Le plus souvent, c'était au quartier des Roches, Place de Chambre, où les
immeubles détruits, qui bordaient la Moselle, n'étaient pas encore reconstruits
vers les années 56… Je me rappelle par exemple qu'en 1954, nous faisions du
patin sur cette rivière, où n'existait pas encore la digue de la Pucelle !
Nous rêvions d'aventures, de cabanes et d'exploits… Nous jouions aux indiens
et aux cow-boys !
L'un de mes loisirs favoris était d'aller, à proximité de la rue d'Estrées,
regarder les sculpteurs, qui rénovaient les statues et les gargouilles de
notre belle cathédrale. Ces compagnons étaient très amusés de voir des gosses
du quartier s'intéresser à eux, et, bien que ce fut interdit, ils nous laissaient
vaquer dans ces lieux, au-delà de la palissade qui l'encerclait, qu'il était
théoriquement «interdit au public» de franchir… J'y récupérais des morceaux
de cette pierre au ton si chaud, et qui se travaillait si bien, pour en faire
des couteaux et des haches, des tomahawks, comme on disait : on les frottait
longuement contre une autre pierre sur ces deux gros blocs qui encadraient
l'entrée de la place du marché, afin de les user, de leur faire prendre une
forme ronde ou aiguisée, si légère, si belle à regarder !
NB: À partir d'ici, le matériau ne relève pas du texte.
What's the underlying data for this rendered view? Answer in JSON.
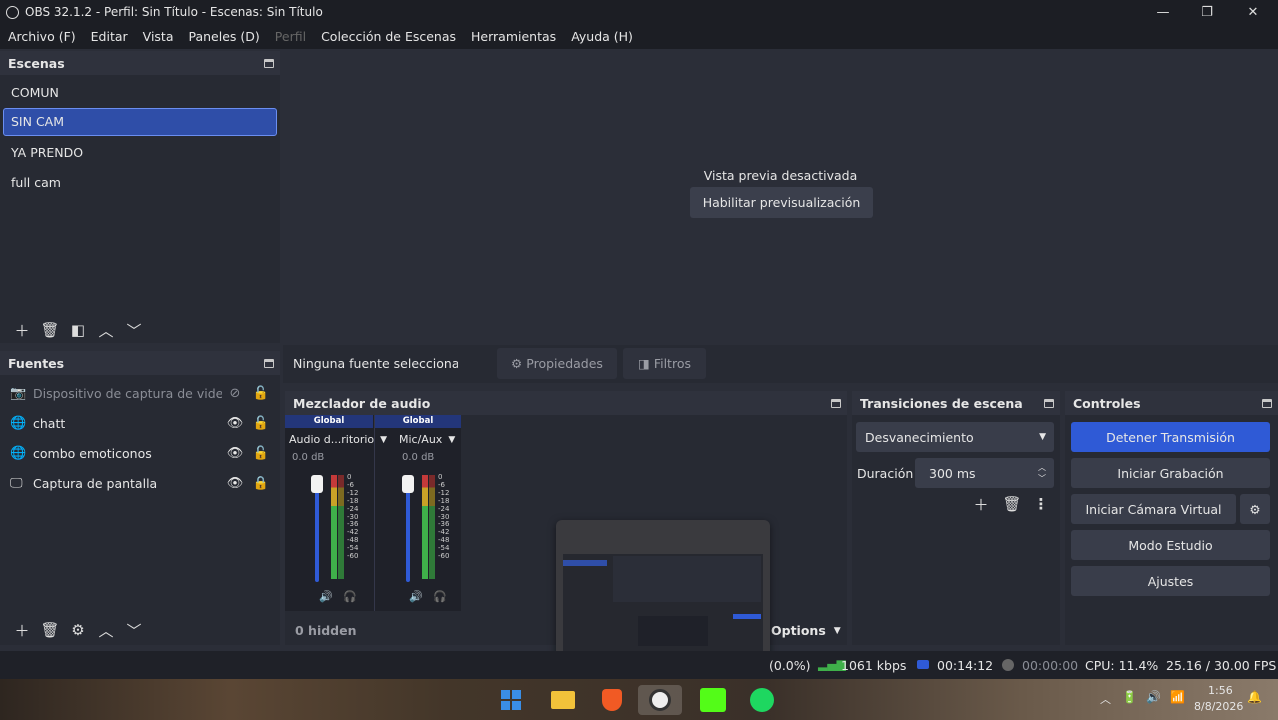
{
  "window": {
    "title": "OBS 32.1.2 - Perfil: Sin Título - Escenas: Sin Título",
    "minimize": "—",
    "maximize": "❐",
    "close": "✕"
  },
  "menu": [
    "Archivo (F)",
    "Editar",
    "Vista",
    "Paneles (D)",
    "Perfil",
    "Colección de Escenas",
    "Herramientas",
    "Ayuda (H)"
  ],
  "preview": {
    "status": "Vista previa desactivada",
    "enable_button": "Habilitar previsualización"
  },
  "scenes": {
    "title": "Escenas",
    "items": [
      "COMUN",
      "SIN CAM",
      "YA PRENDO",
      "full cam"
    ],
    "selected": "SIN CAM"
  },
  "sources": {
    "title": "Fuentes",
    "items": [
      {
        "name": "Dispositivo de captura de video",
        "icon": "camera-icon",
        "visible": false,
        "locked": false
      },
      {
        "name": "chatt",
        "icon": "globe-icon",
        "visible": true,
        "locked": false
      },
      {
        "name": "combo emoticonos",
        "icon": "globe-icon",
        "visible": true,
        "locked": false
      },
      {
        "name": "Captura de pantalla",
        "icon": "monitor-icon",
        "visible": true,
        "locked": true
      }
    ]
  },
  "source_bar": {
    "none_selected": "Ninguna fuente seleccionad",
    "properties": "Propiedades",
    "filters": "Filtros"
  },
  "mixer": {
    "title": "Mezclador de audio",
    "hidden": "0 hidden",
    "options": "Options",
    "channels": [
      {
        "badge": "Global",
        "name": "Audio d...ritorio",
        "db": "0.0 dB",
        "level": 0.9
      },
      {
        "badge": "Global",
        "name": "Mic/Aux",
        "db": "0.0 dB",
        "level": 0.9
      }
    ],
    "scale": [
      "0",
      "-6",
      "-12",
      "-18",
      "-24",
      "-30",
      "-36",
      "-42",
      "-48",
      "-54",
      "-60"
    ]
  },
  "transitions": {
    "title": "Transiciones de escena",
    "selected": "Desvanecimiento",
    "duration_label": "Duración",
    "duration": "300 ms"
  },
  "controls": {
    "title": "Controles",
    "stop_stream": "Detener Transmisión",
    "start_recording": "Iniciar Grabación",
    "start_virtual_cam": "Iniciar Cámara Virtual",
    "studio_mode": "Modo Estudio",
    "settings": "Ajustes"
  },
  "status": {
    "dropped": "(0.0%)",
    "bitrate": "1061 kbps",
    "stream_time": "00:14:12",
    "rec_time": "00:00:00",
    "cpu": "CPU: 11.4%",
    "fps": "25.16 / 30.00 FPS"
  },
  "taskbar": {
    "time": "1:56",
    "date": "8/8/2026"
  },
  "colors": {
    "accent": "#2f5ad6",
    "selection": "#2f4ea8",
    "meter_green": "#3fb04a",
    "meter_yellow": "#c9a227",
    "meter_red": "#c43a3a"
  }
}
Et j'en ai cassé, de ces pierres , en voulant y arriver ! C'est ainsi que
j'ai pris conscience que cette cathédrale était fragile en vérité ! C'est
pourquoi j'étais
plein d'admiration envers tous ces gens qui arrivaient à sculpter ses pierres
avec un marteau et un burin ! Ils ciselaient la pierre, ils en faisaient de
la dentelle !
Un jour, j'ai même participé à ce travail délicat : Pierre, le compagnon,
se livrait à la restauration d'un chien à gueule de dragon. Cela faisait plusieurs
mois qu'il travaillait dessus, et son oeuvre était presque terminée, quand
il m'appela, me mit un marteau dans la main, et m'encouragea à faire une attaque
dirigée sur la pierre dessinée… Jamais, de ma vie jamais je n'ai eu aussi
peur de tout casser : j'ai beaucoup tremblé, ne m'apercevant même pas que
c'était lui, qui, en réalité, tenait et le marteau et le ciseau à pierre,
et que je ne faisais donc qu'accompagner son mouvement ! Là, sous mes yeux,
« naquit » ce chien cerbère, qui un jour, une fois achevé, s'est envolé,
là haut, sur le toit de la Cathédrale, près de l'archange en or, auprès duquel
il monte aujourd'hui la garde !
Je l'ai regardé s'élever, hissé lentement, avec une grande d'émotion, car
il y avait un peu de moi, de mon enfance qui s'élevait… Pourvu qu'il ne tombe
pas !… C'était déjà arrivé, par le passé !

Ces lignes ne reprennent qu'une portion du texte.